Le Gouvernement, dans l'ordonnance n° 2005-855 du 28 juil. 2005 relative aux opérations funéraires, a élargi le régime des sanctions (suspension ou retrait de l'habilitation) en modifiant l'art. L. 2223-25 du CGCT. Dorénavant, le préfet peut sanctionner, par une suspension de l'habilitation, voire par son retrait, le non-respect de toute disposition du CGCT (alors que n'étaient jusque-là visés que le non-respect des règles applicables en matière d'habilitation et celui du règlement national des pompes funèbres). Cet élargissement s'explique par la réforme à intervenir par décret qui remplacera le régime d'autorisation aujourd'hui en vigueur par un régime de déclaration préalable.

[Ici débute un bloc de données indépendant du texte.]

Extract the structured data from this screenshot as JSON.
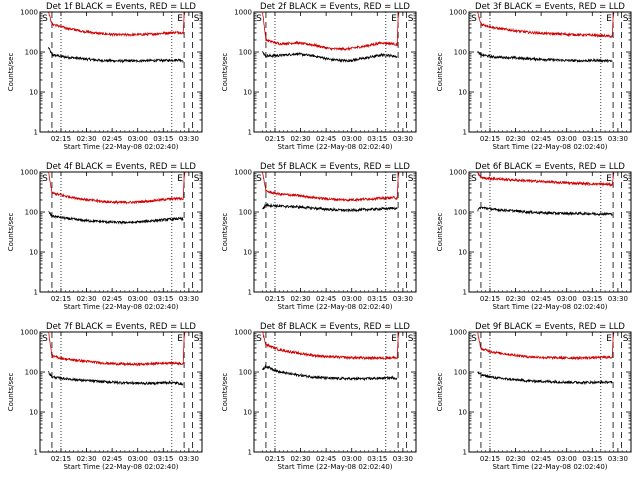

Doivent être relevées d'autres sanctions, notamment pénales
Ainsi, l'art. L. 2223-33 du CGCT dispose que : "À l'exception des formules de financement d'obsèques, sont interdites les offres de services faites à l'occasion ou en prévision d'obsèques en vue d'obtenir ou de faire obtenir, soit directement, soit à titre d'intermédiaire, la commande de fournitures ou de prestations liées à un décès. Sont interdites les démarches à domicile ainsi que toutes les démarches effectuées dans le même but sur la voie publique ou dans un lieu ou édifice public ou ouvert au public".
Un arrêt de la chambre criminelle de la Cour de cassation (Cass. crim., 29 juin 2004, n° 03-85190) mérite de retenir l'attention en ce qu'il précise le champ d'application de la prohibition et l'infraction définis à l'art. L. 2223-33 du CGCT. La Cour de cassation indique en effet expressément que les fournitures et prestations liées aux obsèques ne se limitent nullement à la définition limitative du contenu du service extérieur des pompes funèbres telle qu'elle figure à l'art. L. 2223-19 du Code. Est ainsi consacrée l'interprétation administrative de cet art. L. 2223-33 puisque le ministère de l'Intérieur avait pris position sur la question dans sa circulaire n° 95-91 du 14 février 1995 (reproduite dans G. d'Abbadie et C. Bouriot, "Code pratique des opérations funéraires", Le Moniteur, 3e éd., 2004, p. 341).
Cependant, si le démarchage est largement prohibé quant aux services et produits proposés, il reste qu'il ne concerne pas la prévoyance funéraire et que n'est interdit le démarchage que lorsqu'il est exercé à l'occasion ou en prévision d'obsèques. Si le ministre de l'Intérieur dans sa circulaire précitée appelait par prudence à une absence totale de démarchage commercial dans le domaine funéraire (hormis la prévoyance, évidemment), force est d'admettre que dans cet arrêt de la chambre criminelle de la Cour de cassation, il est reproché à la cour d'appel de Colmar de ne pas avoir suffisamment motivé son arrêt en précisant en quoi les démarchages reprochés avaient été effectués à l'occasion ou en prévision d'obsèques. Dès lors, il convient de relativiser la position du ministre, notamment quant à l'interdiction de certaines pratiques comme le dépôt de cartes de visites sur les monuments funéraires. Les marbriers comme les entreprises de pompes funèbres semblent ainsi autorisés par la Cour de cassation à pratiquer un démarchage commercial, dès lors que la lettre du CGCT est respectée, c'est-à-dire qu'il n'est pas effectué "à l'occasion ou en prévision d'obsèques".
Concernant le démarchage commercial (CGCT, art. L. 2223-33), la Cour de cassation (Cass. crim., 29 juin 2004, n° 03-85.190) ayant considéré que l'incrimination pouvait concerner un démarchage commercial intervenu plus de neuf mois après la date du décès, la loi n° 2008-1350 du 19 déc. 2008 fixe désormais un délai de deux mois pour la prohibition en modifiant ce dispositif.